In one of my projects, I had to choose which language I would use to write some small module - C, C++ or Lua. I didn’t want to use C, because the module required a lot of string handling. Another option was C++, but some other parts of the system were written in Lua, so I thought it would be much easier to integrate everything without switching languages, and I had heard some good things about Lua, so in the end, I decided to give it a shot. And this was a right decision.

Lua is a minimal language. In fact, there’s only one primary data structure - an associative array. It’s something similar to Python’s dictionary, but you can build nearly everything based on it, e.g., check the https://en.wikipedia.org/wiki/Lua_(programming_language) to see how to implement namespaces or objects using Lua’s arrays.

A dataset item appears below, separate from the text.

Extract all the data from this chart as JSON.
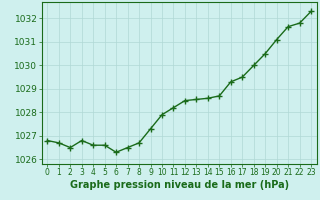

I found only one confusing thing in that language. When you want to iterate over an array using for loop, you need to use an iterator. So far so good. ipairs works only if the keys are numeric starting from 1, and are continuous (there’re no spaces between them). See the example below:

arr = {}
for i=1,5 do 
   arr[i] = i*i
end
for _, val in ipairs(arr) do print(val) end
-- 1
-- 4
-- 9
-- 16
-- 25

print("Arr size", #arr)
-- Arr size 5

arr[7] = 49
arr['error'] = 1000
print("Arr size", #arr)
-- Arr size 5  <--- note that the array size is the same, despite we just added two elements 

print(arr['error']) -- 'error' key exists
-- 1000

for _, val in ipairs(arr) do print(val) end
-- 1
-- 4
-- 9
-- 16
-- 25   <-- the last element is still 25, arr[7], and arr['error'] are omited

arr[6] = 36 -- fill the space between 5 and 7
print("Arr size", #arr)
-- Arr size 7   <-- the size is now 7 because the numeric indexes are now continuous

for _, val in ipairs(arr) do print(val) end
-- 1
-- 4
-- 9
-- 16
-- 25
-- 36
-- 49   <-- arr[7] is present!

-- print with keys
for i,val in ipairs(arr) do print(i, val) end
-- 1    1
-- 2    4
-- 3    9
-- 4    16
-- 5    25
-- 6    36
-- 7    49

If you need to iterate over all elements in the table you need to use pairs iterator. However, the order of elements is not guaranteed, which makes sense because the array is not a vector but something more like a map. See the example:

-- create an array with string keys
arrString = {}
for i=1,5 do 
    arrString["tmp" .. i] = i*i
end

for i,val in ipairs(arrString) do print(i, val) end -- nothing happens

for i,val in pairs(arrString) do print(i, val) end
-- tmp1 1
-- tmp3 9
-- tmp4 16  <---
-- tmp2 4   <---
-- tmp5 25
-- note that the result is not in the order

Execution speed

My last concern was a performance because this module had to be quite fast. I only hoped that Lua would be fast enough, otherwise I would be forced to rewrite everything in C++. I still don’t really understand why, but the final code, even without any hand optimizations, is blazing fast, even before using JIT (there’s luaJIT - http://luajit.org/) it was fast enough.

Summary

I’m glad that I tried Lua, because it’s tiny, but pleasant and compelling language, and I can highly recommend it to others.